Are Dogs That Aren’t Allowed to Sniff Everything Unhappy?
Remember in the beginning of this article when I mentioned that sniff walks are a new trend? Or rather that the term is?
In my observation, this term was created in response to the rise in popularity of dog obedience training on social media.
There are countless videos of “robotic” dogs heeling on a walk next to their owners and constantly looking up at them or staring straight ahead.
While we don’t know what is happening off camera, these videos give the impression that if your dog is not constantly in tune with your every step, and ignoring all external stimulation, you’re not dog walking them right.
Calling out the practice and benefits of sniff walks is a reminder that dogs are not robots and they need to use their natural-given, and amazing, olfactory systems.
There are many benefits to sniff walks (summarized from this Pawtracks article), including:
- Potentially reducing in anxiety and aggression because sniffing gives a dog the information they need to understand what’s going on around them.
- Increasing mental stimulation as your dog explores things they find interesting with their nose
- The mental “exercise” can tire your dog out as much as walking (although it doesn’t provide the cardiovascular benefits).
- Sniffing makes your dog happy because they are fulfilling their natural instincts
So, yes, a dog that is never allowed to sniff on walks may be unhappy.
But there are ways to go on an exercise walk and let your dog sniff, including:
- Letting your dog sniff whatever interests them for a few seconds before asking them to move along
- Stopping for sniff breaks in between brisk walking intervals
- Letting your dog sniff to their heart’s content before and after the walk.
Giving your dog specific sniffing opportunities on walks can be just as enjoyable for them as letting them constantly sniff.
This article is not about focusing solely on the cardiovascular aspects of walking your dog.
I’m not saying sniff walks are inherently bad. In fact, they are crucial to your dog’s mental health and happiness!

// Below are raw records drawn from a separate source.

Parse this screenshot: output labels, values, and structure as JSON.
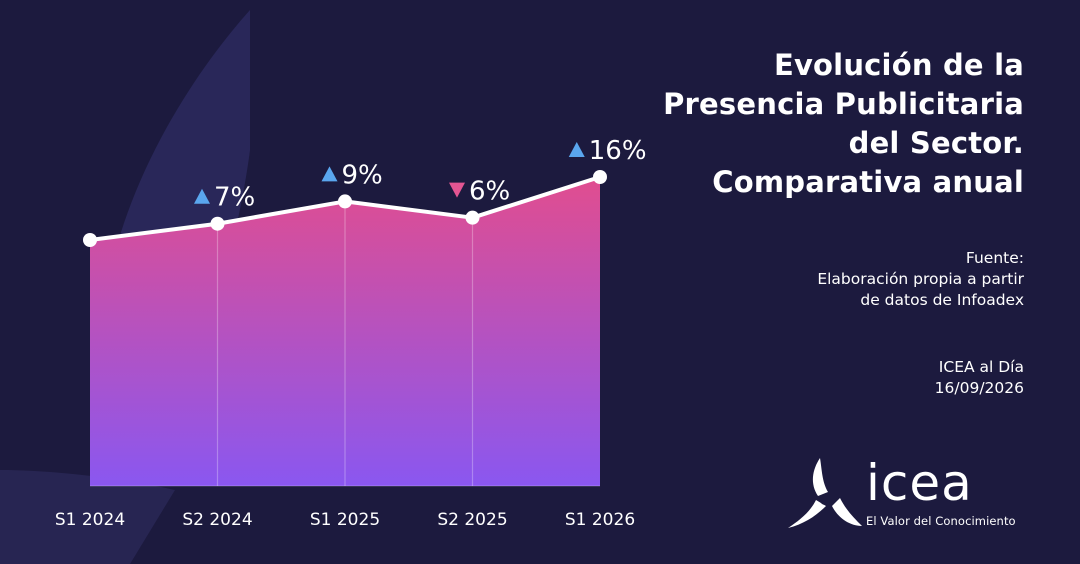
{
  "title_lines": [
    "Evolución de la",
    "Presencia Publicitaria",
    "del Sector.",
    "Comparativa anual"
  ],
  "source": {
    "label": "Fuente:",
    "line1": "Elaboración propia a partir",
    "line2": "de datos de Infoadex"
  },
  "issue": {
    "publication": "ICEA al Día",
    "date": "16/09/2026"
  },
  "logo": {
    "word": "icea",
    "tagline": "El Valor del Conocimiento",
    "icon": "icea-propeller-icon"
  },
  "colors": {
    "background": "#1c1a3e",
    "area_top": "#e14d8f",
    "area_bottom": "#8a57f0",
    "line": "#ffffff",
    "up_marker": "#5aa6ee",
    "down_marker": "#e35592"
  },
  "chart_data": {
    "type": "area",
    "categories": [
      "S1 2024",
      "S2 2024",
      "S1 2025",
      "S2 2025",
      "S1 2026"
    ],
    "values": [
      100,
      107,
      116.6,
      109.6,
      127.1
    ],
    "data_labels": [
      "",
      "7%",
      "9%",
      "6%",
      "16%"
    ],
    "directions": [
      "",
      "up",
      "up",
      "down",
      "up"
    ],
    "y_axis_visible": false,
    "grid": "vertical",
    "legend": "none"
  }
}
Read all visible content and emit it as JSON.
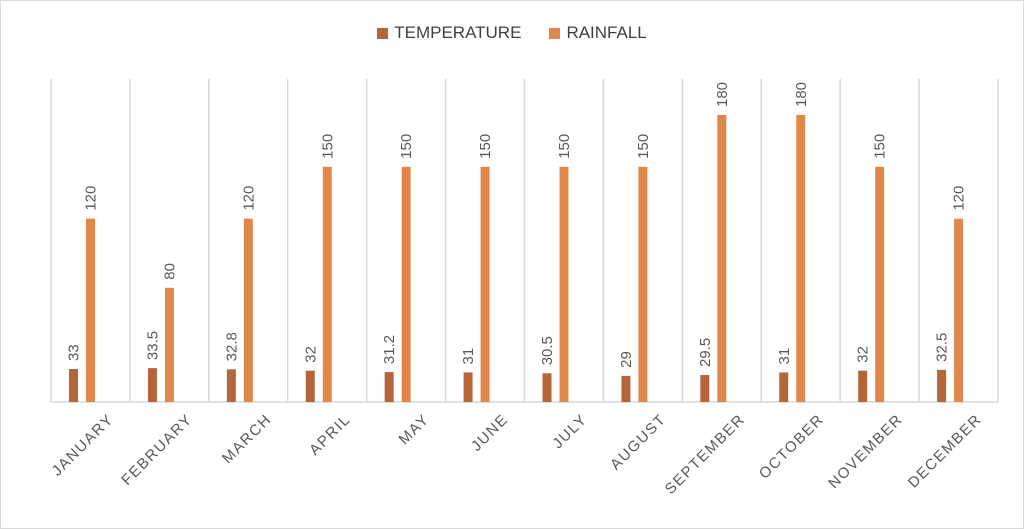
{
  "colors": {
    "temperature": "#b5653a",
    "rainfall": "#e0884a",
    "gridline": "#d9d9d9",
    "text": "#595959"
  },
  "legend": {
    "series_1": "TEMPERATURE",
    "series_2": "RAINFALL"
  },
  "chart_data": {
    "type": "bar",
    "categories": [
      "JANUARY",
      "FEBRUARY",
      "MARCH",
      "APRIL",
      "MAY",
      "JUNE",
      "JULY",
      "AUGUST",
      "SEPTEMBER",
      "OCTOBER",
      "NOVEMBER",
      "DECEMBER"
    ],
    "series": [
      {
        "name": "TEMPERATURE",
        "values": [
          33,
          33.5,
          32.8,
          32,
          31.2,
          31,
          30.5,
          29,
          29.5,
          31,
          32,
          32.5
        ],
        "labels": [
          "33",
          "33.5",
          "32.8",
          "32",
          "31.2",
          "31",
          "30.5",
          "29",
          "29.5",
          "31",
          "32",
          "32.5"
        ]
      },
      {
        "name": "RAINFALL",
        "values": [
          120,
          80,
          120,
          150,
          150,
          150,
          150,
          150,
          180,
          180,
          150,
          120
        ],
        "labels": [
          "120",
          "80",
          "120",
          "150",
          "150",
          "150",
          "150",
          "150",
          "180",
          "180",
          "150",
          "120"
        ]
      }
    ],
    "title": "",
    "xlabel": "",
    "ylabel": "",
    "ylim": [
      0,
      180
    ],
    "y_axis_visible": false,
    "grid": "vertical category separators",
    "legend_position": "top-center"
  }
}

1) exercise and sniff walks don’t need to be mutually exclusive and
2) sniff walks are not the only type of walk your dog needs.
As stated above (by a veterinarian, not just my opinion), your dog should get a mix of the two types, but the majority of your dog walking time should be focused on moving and fitness.
I also think it’s important to point out that sniff walks are not the only way to provide your dog mental stimulation.
While this article focused on sniff walks for mental stimulation, that can also be provided through training, playing games with your dog, and providing enrichment activities at home.